Centerline track cleaning cars are being manufactured. They drag and roll the cleaning pad. You can use alcohol or solvents. I added a popsicle stick deck, caboose body, and lights. It's part of the work train.


----------



## gunrunnerjohn (Nov 10, 2010)

The CMX cleaning car is a great car, they might suck me in at some point. I had a Centerline clearning car, I wasn't that impressed with it.


----------



## raleets (Jan 2, 2011)

GRJohn,
I'm confident you remember NIMT, an extremely active member on the forum until he went MIA.
He was VERY instrumental in getting me deeply interested in the hobby and originally suggested the CMX car, but with the "pricey" warning.
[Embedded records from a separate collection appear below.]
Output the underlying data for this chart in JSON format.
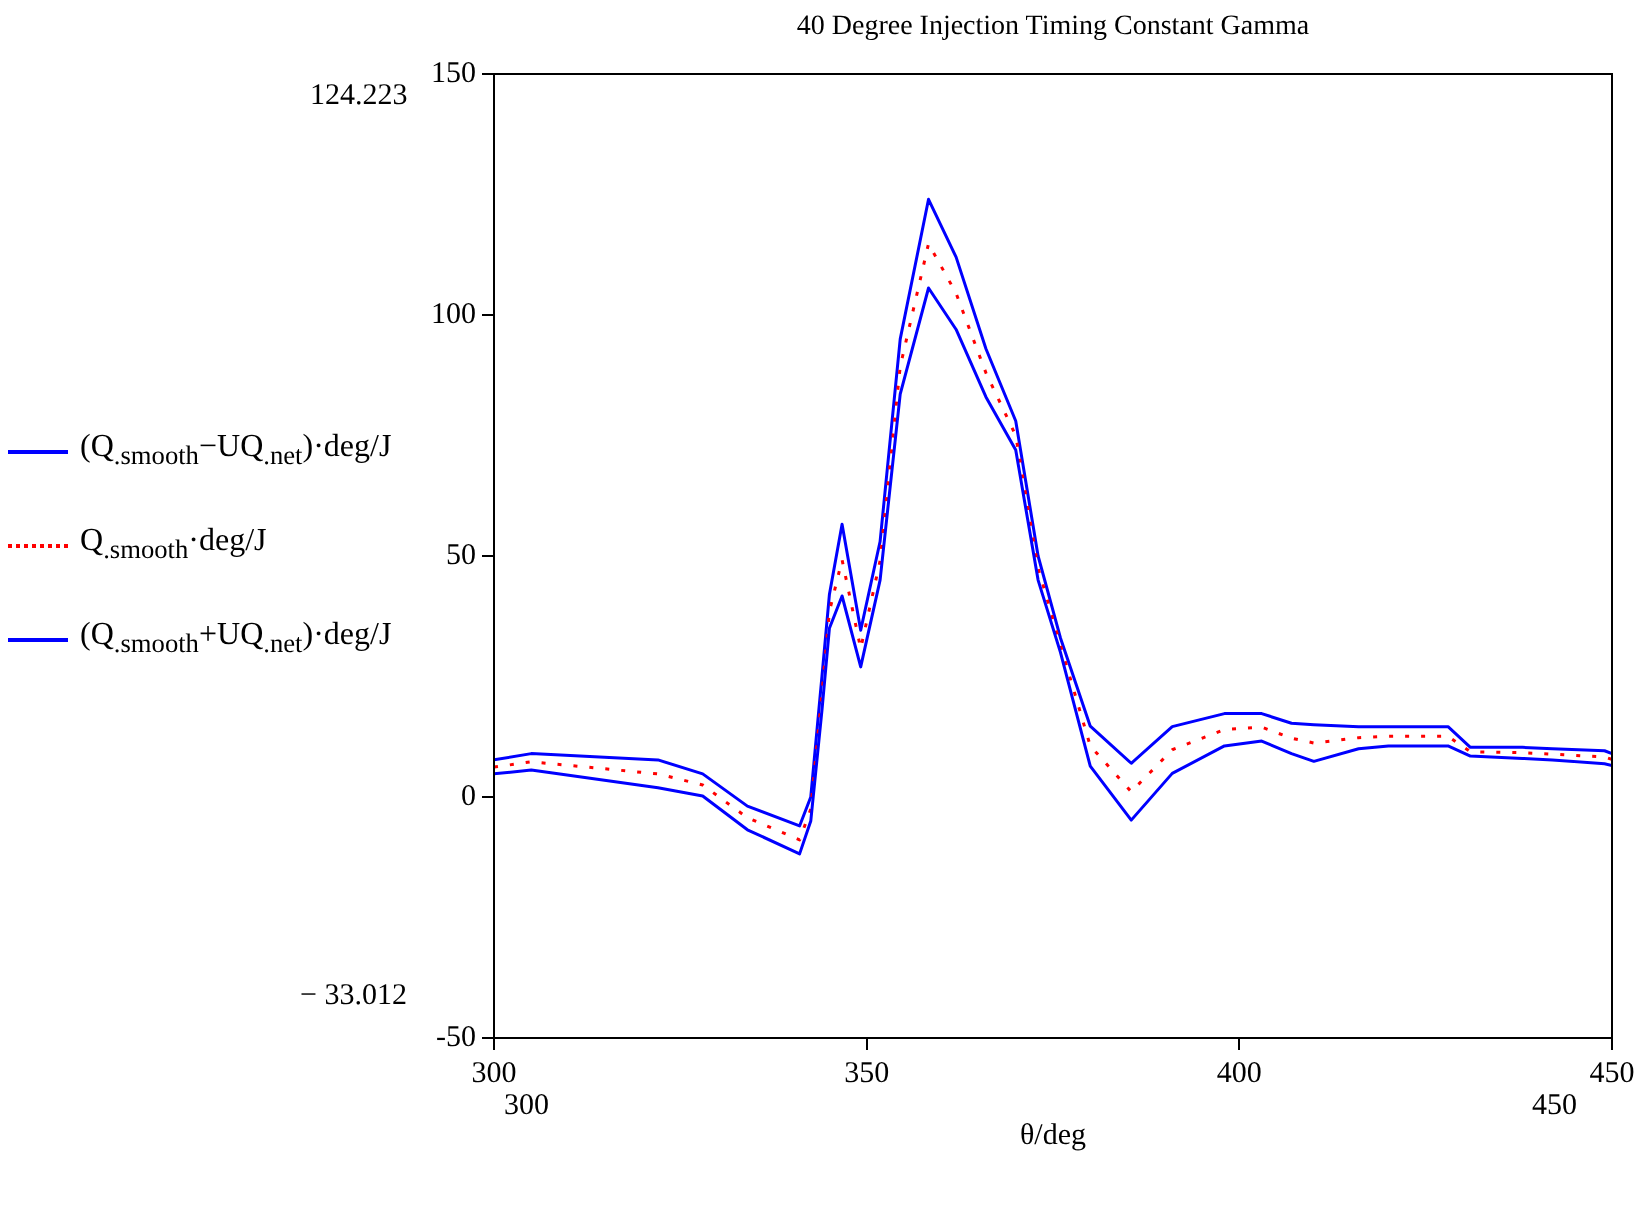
{
  "chart_data": {
    "type": "line",
    "title": "40 Degree Injection Timing Constant Gamma",
    "xlabel": "θ/deg",
    "x": [
      300,
      305,
      322,
      328,
      334,
      341,
      342.5,
      344,
      345,
      346.7,
      349.2,
      351.8,
      354.5,
      358.3,
      362,
      366,
      370,
      373,
      376,
      380,
      385.5,
      391,
      398,
      403,
      407,
      410,
      416,
      420,
      428,
      431,
      438,
      442,
      449,
      450
    ],
    "series": [
      {
        "name": "(Q$_{.smooth}$−UQ$_{.net}$)·deg/J",
        "color": "#0000ff",
        "line_style": "solid",
        "values": [
          4.8,
          5.6,
          1.9,
          0.2,
          -6.8,
          -11.8,
          -5,
          18,
          35,
          41.7,
          27,
          45,
          83.6,
          105.6,
          97,
          83,
          72,
          45,
          30,
          6.4,
          -4.8,
          4.9,
          10.6,
          11.6,
          9,
          7.4,
          10,
          10.6,
          10.6,
          8.5,
          8,
          7.7,
          6.9,
          6.5
        ]
      },
      {
        "name": "Q$_{.smooth}$·deg/J",
        "color": "#ff0000",
        "line_style": "dotted",
        "values": [
          6.2,
          7.3,
          4.8,
          2.5,
          -4.3,
          -8.9,
          -2.5,
          21.5,
          38.5,
          49.2,
          30.8,
          49,
          89.3,
          114.8,
          104.5,
          88,
          75,
          47.5,
          31.5,
          10.6,
          1.1,
          9.8,
          14,
          14.5,
          12.2,
          11.2,
          12.3,
          12.6,
          12.6,
          9.4,
          9.2,
          8.9,
          8.3,
          7.8
        ]
      },
      {
        "name": "(Q$_{.smooth}$+UQ$_{.net}$)·deg/J",
        "color": "#0000ff",
        "line_style": "solid",
        "values": [
          7.7,
          9,
          7.7,
          4.8,
          -1.9,
          -6,
          0,
          25,
          42,
          56.6,
          34.6,
          53,
          95,
          124,
          112,
          93,
          78,
          50,
          33,
          14.7,
          7,
          14.6,
          17.3,
          17.3,
          15.3,
          15,
          14.6,
          14.6,
          14.6,
          10.3,
          10.3,
          10,
          9.6,
          9
        ]
      }
    ],
    "xlim": [
      300,
      450
    ],
    "xticks": [
      300,
      350,
      400,
      450
    ],
    "ylim": [
      -50,
      150
    ],
    "yticks": [
      -50,
      0,
      50,
      100,
      150
    ],
    "annotations": [
      "124.223",
      "− 33.012",
      "300",
      "450"
    ],
    "grid": false,
    "legend": "left",
    "marker": "none"
  }
}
I gave one to myself as a Christmas present near the end of my first year in the hobby. I've never regretted the investment. 
Bob


----------



## gunrunnerjohn (Nov 10, 2010)

Yep, I remember Sean well. I don't know what happened there, I really hope he's doing OK, and I wish him well.


----------



## danpuckett (Dec 31, 2014)

*Track cleaning Car update*

I did purchase one. It has one dry floating pad. It runs well. Will have to see how it actually does on keeping the track clean. Thank you to all who contributed advice, info, etc.


----------



## gunrunnerjohn (Nov 10, 2010)

I have one of these Northeast Trains Track Cleaning Cars in addition to the Trackman 2000, this works well with the pads soaked with alcohol and followed by the Trackman 2000.


----------